A rigid body is made of three identical thin rods, each of length L fastened together in the form of the letter H. The body is free to rotate about a horizontal axis that runs along the length of one of the legs of the H. The body is allowed to fall from rest from a position in which the plane of the H is horizontal.

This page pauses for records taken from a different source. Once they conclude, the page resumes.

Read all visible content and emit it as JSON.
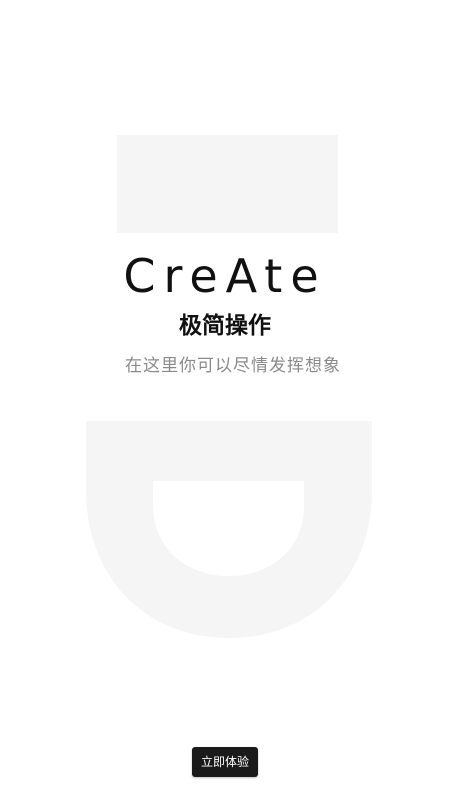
{
  "splash": {
    "headline": "CreAte",
    "subtitle": "极简操作",
    "tagline": "在这里你可以尽情发挥想象"
  },
  "cta": {
    "label": "立即体验"
  },
  "colors": {
    "background": "#ffffff",
    "decor": "#f5f5f5",
    "headline": "#111111",
    "tagline": "#8a8a8a",
    "button_bg": "#1a1a1a",
    "button_text": "#ffffff"
  }
}
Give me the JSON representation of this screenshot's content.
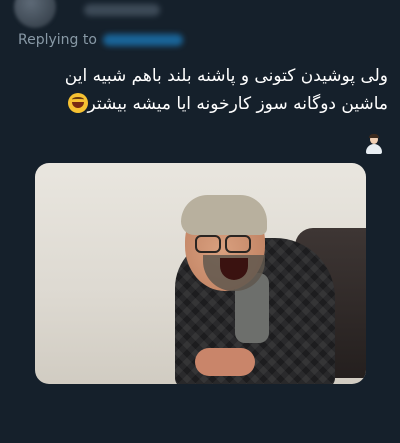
{
  "reply": {
    "label": "Replying to"
  },
  "tweet": {
    "line1": "ولی پوشیدن کتونی و پاشنه بلند باهم شبیه این",
    "line2": "ماشین دوگانه سوز کارخونه ایا میشه بیشتر"
  },
  "icons": {
    "laugh_emoji": "grinning-squinting-face-icon",
    "shrug_emoji": "person-shrugging-icon"
  },
  "colors": {
    "background": "#15202b",
    "secondary_text": "#8899a6",
    "accent": "#1d9bf0"
  }
}
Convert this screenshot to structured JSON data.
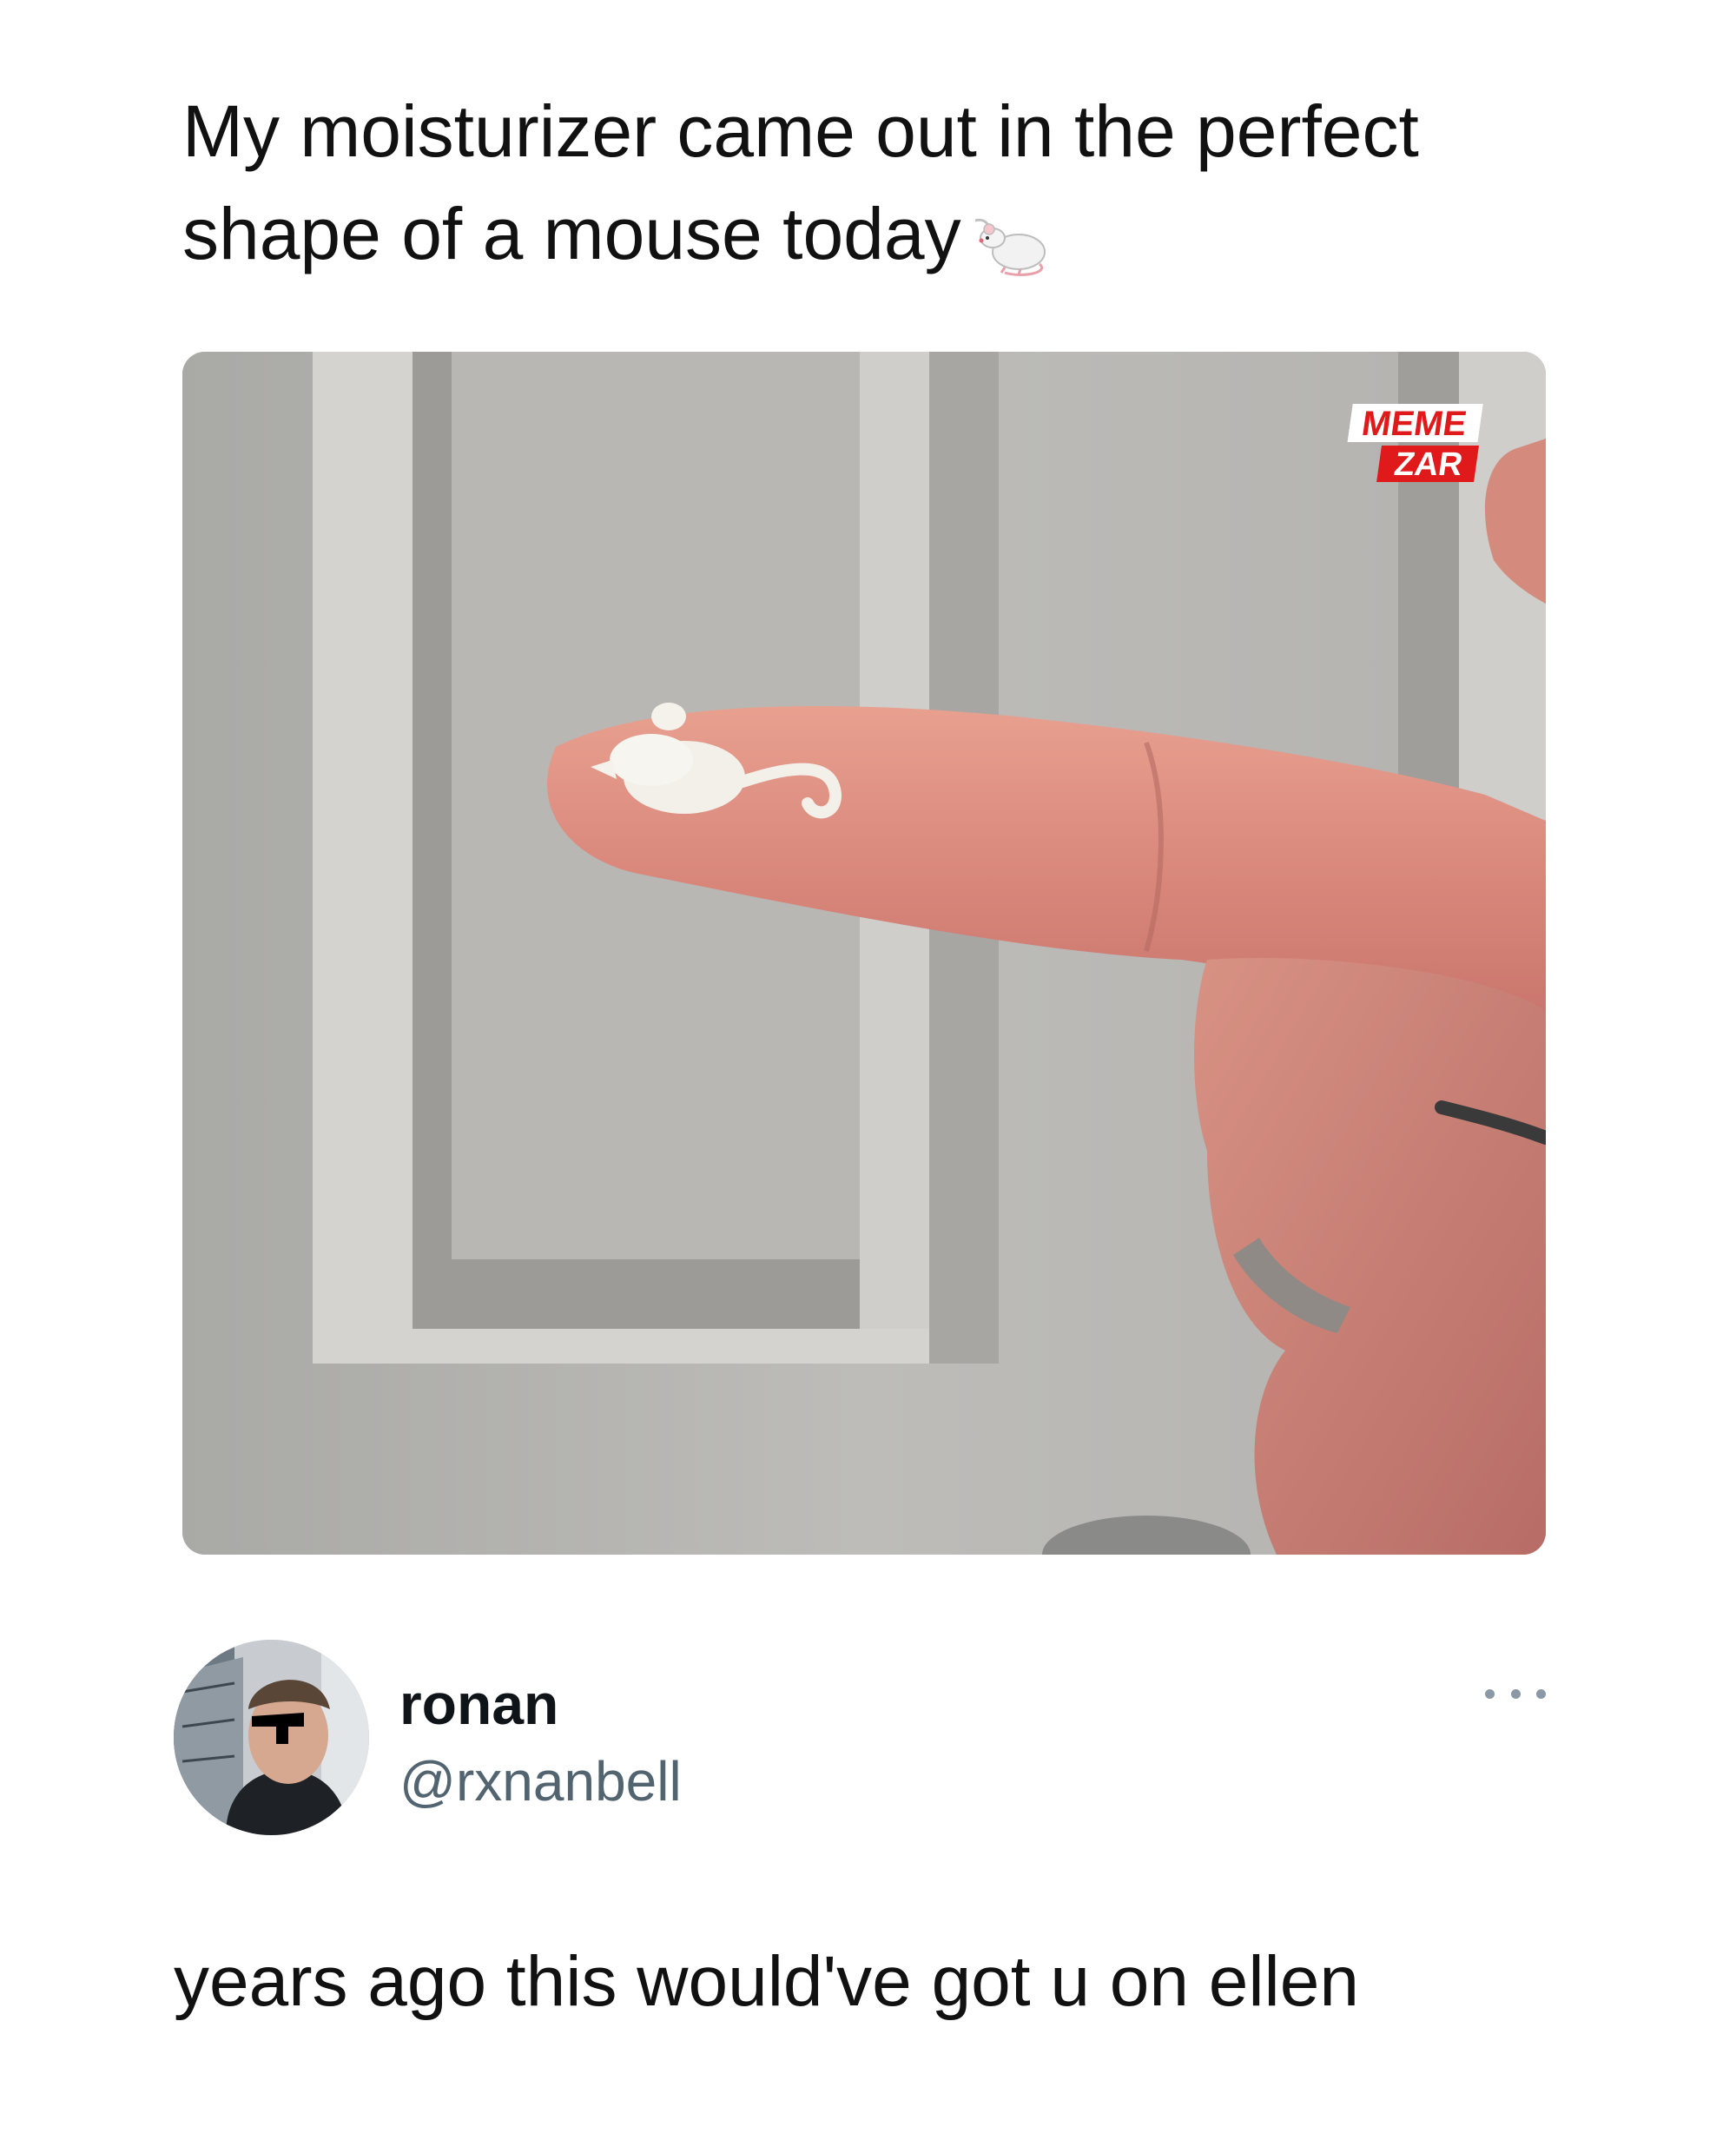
{
  "post": {
    "caption_line1": "My moisturizer came out in the perfect",
    "caption_line2": "shape of a mouse today",
    "caption_emoji": "mouse-emoji",
    "photo": {
      "description_icon": "photo-finger-with-moisturizer-mouse",
      "watermark_line1": "MEME",
      "watermark_line2": "ZAR"
    }
  },
  "reply": {
    "author": {
      "display_name": "ronan",
      "handle": "@rxnanbell",
      "avatar_icon": "profile-avatar"
    },
    "more_icon": "ellipsis-icon",
    "text": "years ago this would've got u on ellen"
  },
  "colors": {
    "text_primary": "#0f1419",
    "text_secondary": "#536471",
    "watermark_red": "#e0191b",
    "background": "#ffffff"
  }
}
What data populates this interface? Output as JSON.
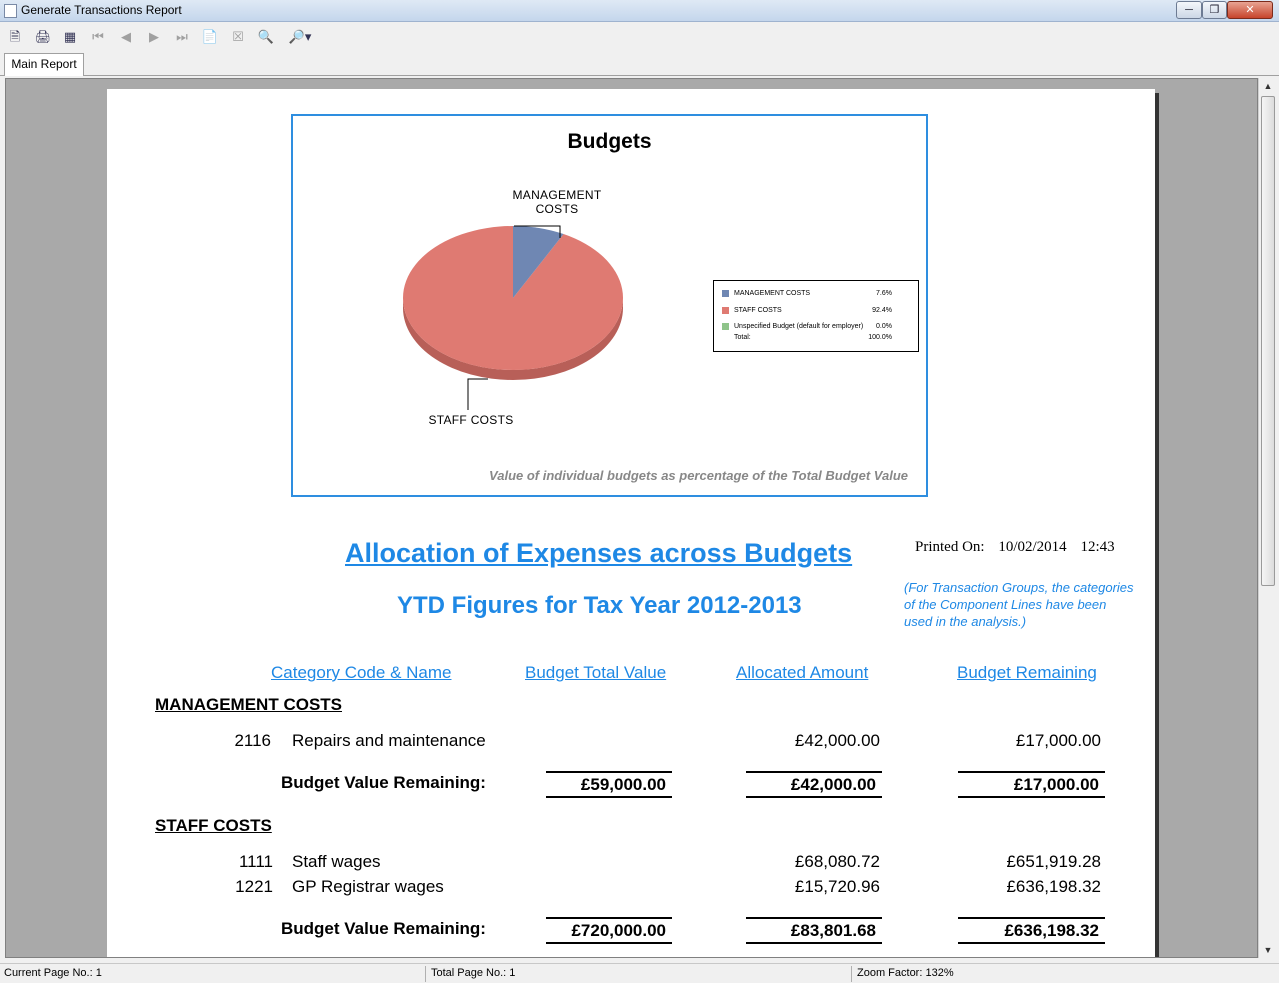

What is the angular speed of the body when the plane of H is vertical  

 

Moment of inertia of the system about the given axis  $I=I_A+I_B+I_C$
Now as rod is thin  $I_A=\sum m\times 0^2=0$
Rod B is rotating about one end  $I_B=\frac{M{L}^2}{3}$
And for rod C all points are always at distance L from the axis of rotation, so  $I_C=\sum m{L}^2=m{L}^2$
$\therefore I=0+\left(\frac{M{L}^2}{3}\right)+M{L}^2=\frac{4M{L}^2}{3}$
So if $\omega$ is the desired angular speed, gain in kinetic energy due to rotation of H from horizontal to
vertical position. 
$K_R=\frac{1}{2}I{\omega }^2=\frac{1}{2}\left[\frac{4}{3}M{L}^2\right]{\omega }^2$
And loss in potential energy of the system in doing so
$=0+Mg\frac{L}{2}+MgL=\frac{3}{2}MgL$
So by conservation of mechanical energy
$\left(\frac{2}{3}\right)M{L}^2{\omega }^2=\left(\frac{3}{2}\right)MgL$
$or\omega =\frac{3}{2}\sqrt{\frac{g}{L}}$